Penasihat Hukum (PH) korban Anti Puspita Sari, Vera Aprianti, SH, menyampaikan apresiasi terhadap keputusan Majelis Hakim dan Jaksa Penuntut Umum yang telah menangani perkara tersebut.
Menurut Vera, pihaknya merasa puas dengan putusan yang telah dijatuhkan dan berharap perkara ini dapat menjadi pembelajaran bagi semua pihak.
“Kami dari pihak PH korban sudah puas dengan keputusan hakim. Semoga menjadi pembelajaran bagi semua,” ujar Vera Aprianti.

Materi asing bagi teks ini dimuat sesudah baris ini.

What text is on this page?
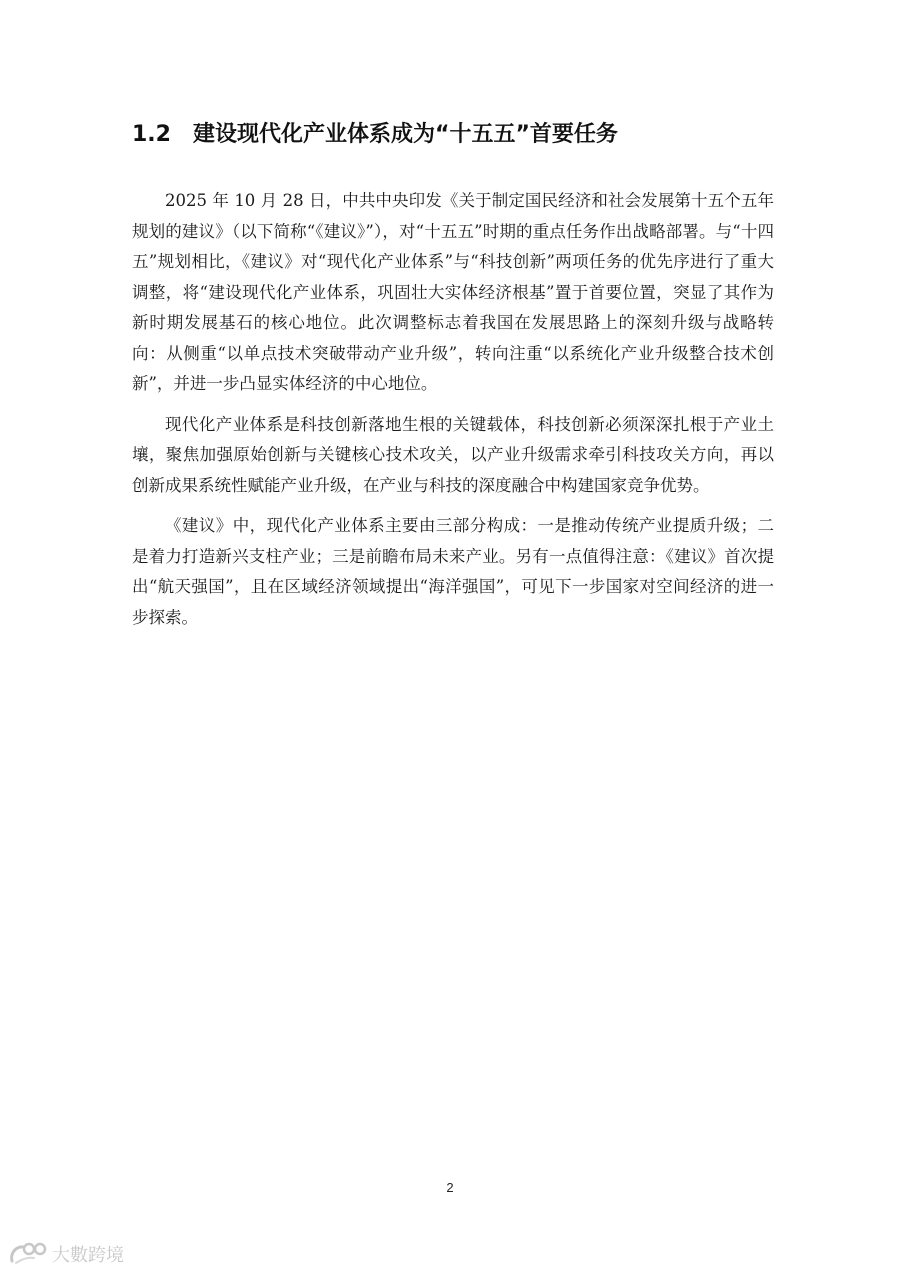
1.2 建设现代化产业体系成为“十五五”首要任务

2025 年 10 月 28 日，中共中央印发《关于制定国民经济和社会发展第十五个五年规划的建议》（以下简称“《建议》”），对“十五五”时期的重点任务作出战略部署。与“十四五”规划相比，《建议》对“现代化产业体系”与“科技创新”两项任务的优先序进行了重大调整，将“建设现代化产业体系，巩固壮大实体经济根基”置于首要位置，突显了其作为新时期发展基石的核心地位。此次调整标志着我国在发展思路上的深刻升级与战略转向：从侧重“以单点技术突破带动产业升级”，转向注重“以系统化产业升级整合技术创新”，并进一步凸显实体经济的中心地位。

现代化产业体系是科技创新落地生根的关键载体，科技创新必须深深扎根于产业土壤，聚焦加强原始创新与关键核心技术攻关，以产业升级需求牵引科技攻关方向，再以创新成果系统性赋能产业升级，在产业与科技的深度融合中构建国家竞争优势。

《建议》中，现代化产业体系主要由三部分构成：一是推动传统产业提质升级；二是着力打造新兴支柱产业；三是前瞻布局未来产业。另有一点值得注意：《建议》首次提出“航天强国”，且在区域经济领域提出“海洋强国”，可见下一步国家对空间经济的进一步探索。

2
大數跨境
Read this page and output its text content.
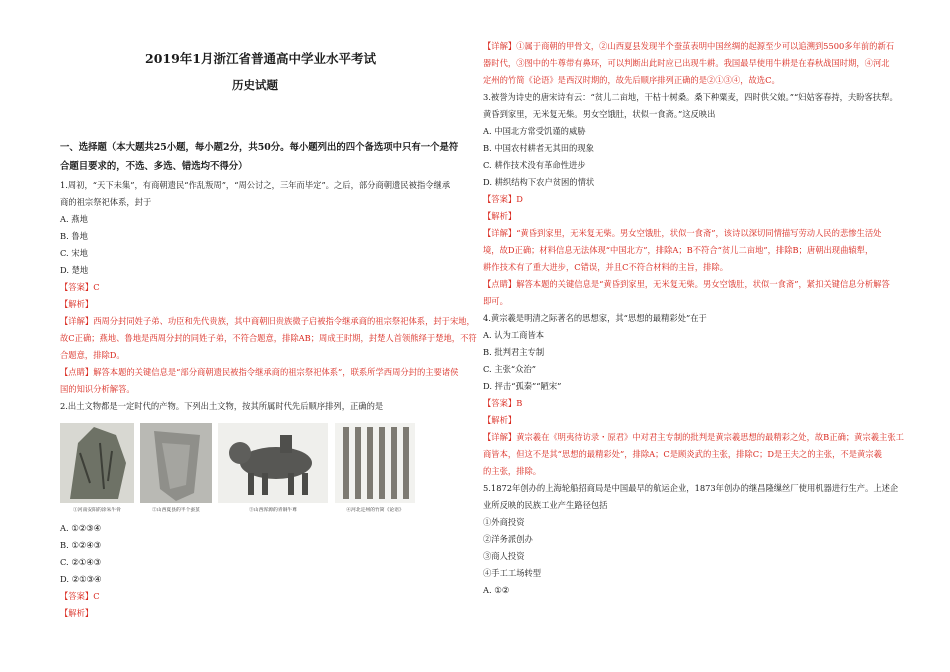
2019年1月浙江省普通高中学业水平考试
历史试题

一、选择题（本大题共25小题，每小题2分，共50分。每小题列出的四个备选项中只有一个是符

合题目要求的，不选、多选、错选均不得分）

1.周初，“天下未集”，有商朝遗民“作乱叛周”，“周公讨之，三年而毕定”。之后，部分商朝遗民被指令继承

商的祖宗祭祀体系，封于

A. 燕地

B. 鲁地

C. 宋地

D. 楚地

【答案】C

【解析】

【详解】西周分封同姓子弟、功臣和先代贵族，其中商朝旧贵族微子启被指令继承商的祖宗祭祀体系，封于宋地，

故C正确；燕地、鲁地是西周分封的同姓子弟，不符合题意，排除AB；周成王时期，封楚人首领熊绎于楚地，不符

合题意，排除D。

【点睛】解答本题的关键信息是“部分商朝遗民被指令继承商的祖宗祭祀体系”，联系所学西周分封的主要诸侯

国的知识分析解答。

2.出土文物都是一定时代的产物。下列出土文物，按其所属时代先后顺序排列，正确的是

①河南安阳的涂朱牛骨	②山西夏县的半个蚕茧	③山西浑源的青铜牛尊	④河北定州的竹简《论语》

A. ①②③④

B. ①②④③

C. ②①④③

D. ②①③④

【答案】C

【解析】

【详解】①属于商朝的甲骨文，②山西夏县发现半个蚕茧表明中国丝绸的起源至少可以追溯到5500多年前的新石

器时代，③图中的牛尊带有鼻环，可以判断出此时应已出现牛耕。我国最早使用牛耕是在春秋战国时期，④河北

定州的竹简《论语》是西汉时期的，故先后顺序排列正确的是②①③④，故选C。

3.被誉为诗史的唐宋诗有云：“贫儿二亩地，干枯十树桑。桑下种粟麦，四时供父娘。”“妇姑客春持，夫盼客扶犁。

黄昏到家里，无米复无柴。男女空饿肚，状似一食斋。”这反映出

A. 中国北方常受饥谨的威胁

B. 中国农村耕者无其田的现象

C. 耕作技术没有革命性进步

D. 耕织结构下农户贫困的情状

【答案】D

【解析】

【详解】“黄昏到家里，无米复无柴。男女空饿肚，状似一食斋”，该诗以深切同情描写劳动人民的悲惨生活处

境，故D正确；材料信息无法体现“中国北方”，排除A；B不符合“贫儿二亩地”，排除B；唐朝出现曲辕犁，

耕作技术有了重大进步，C错误，并且C不符合材料的主旨，排除。

【点睛】解答本题的关键信息是“黄昏到家里，无米复无柴。男女空饿肚，状似一食斋”，紧扣关键信息分析解答

即可。

4.黄宗羲是明清之际著名的思想家，其“思想的最精彩处”在于

A. 认为工商皆本

B. 批判君主专制

C. 主张“众治”

D. 抨击“孤秦”“陋宋”

【答案】B

【解析】

【详解】黄宗羲在《明夷待访录・原君》中对君主专制的批判是黄宗羲思想的最精彩之处，故B正确；黄宗羲主张工

商皆本，但这不是其“思想的最精彩处”，排除A；C是顾炎武的主张，排除C；D是王夫之的主张，不是黄宗羲

的主张，排除。

5.1872年创办的上海轮船招商局是中国最早的航运企业，1873年创办的继昌隆缫丝厂使用机器进行生产。上述企

业所反映的民族工业产生路径包括

①外商投资

②洋务派创办

③商人投资

④手工工场转型

A. ①②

Ia juga menyampaikan ucapan terima kasih kepada Majelis Hakim serta Penuntut Umum atas segala pertimbangan selama proses persidangan.
“Terima kasih banyak untuk Majelis Hakim serta Penuntut Umum atas segala pertimbangannya,” ungkapnya.
Sementara itu, suami korban Adi Sabian juga menyampaikan rasa puas atas putusan yang telah dijatuhkan kepada terdakwa Febrianto.
Adi Sabian mengatakan keputusan tersebut telah memberikan rasa keadilan bagi dirinya dan keluarga. Meski demikian, ia mengaku akan lebih puas apabila hukuman yang diterima terdakwa dapat setimpal dengan perbuatannya terhadap sang istri.
“Alhamdulillah sangat puas dengan keputusan hakim. Lebih sangat puas lagi apabila keputusan hukuman yang didapatnya sama dengan apa yang dia lakukan terhadap istri saya,” ujar Adi Sabian.
Namun, ia tetap menghormati dan menerima putusan yang telah diberikan oleh majelis hakim.“Tapi saya sudah sangat puas dengan hukuman yang didapatnya,” tambahnya.
Dengan putusan tersebut, perkara pembunuhan Anti Puspita Sari yang menyita perhatian publik akhirnya berakhir dengan vonis penjara seumur hidup terhadap terdakwa Febrianto.Pihak keluarga korban berharap putusan ini menjadi pembelajaran bagi semua pihak serta memberikan kepastian hukum atas perkara tersebut.(key/red)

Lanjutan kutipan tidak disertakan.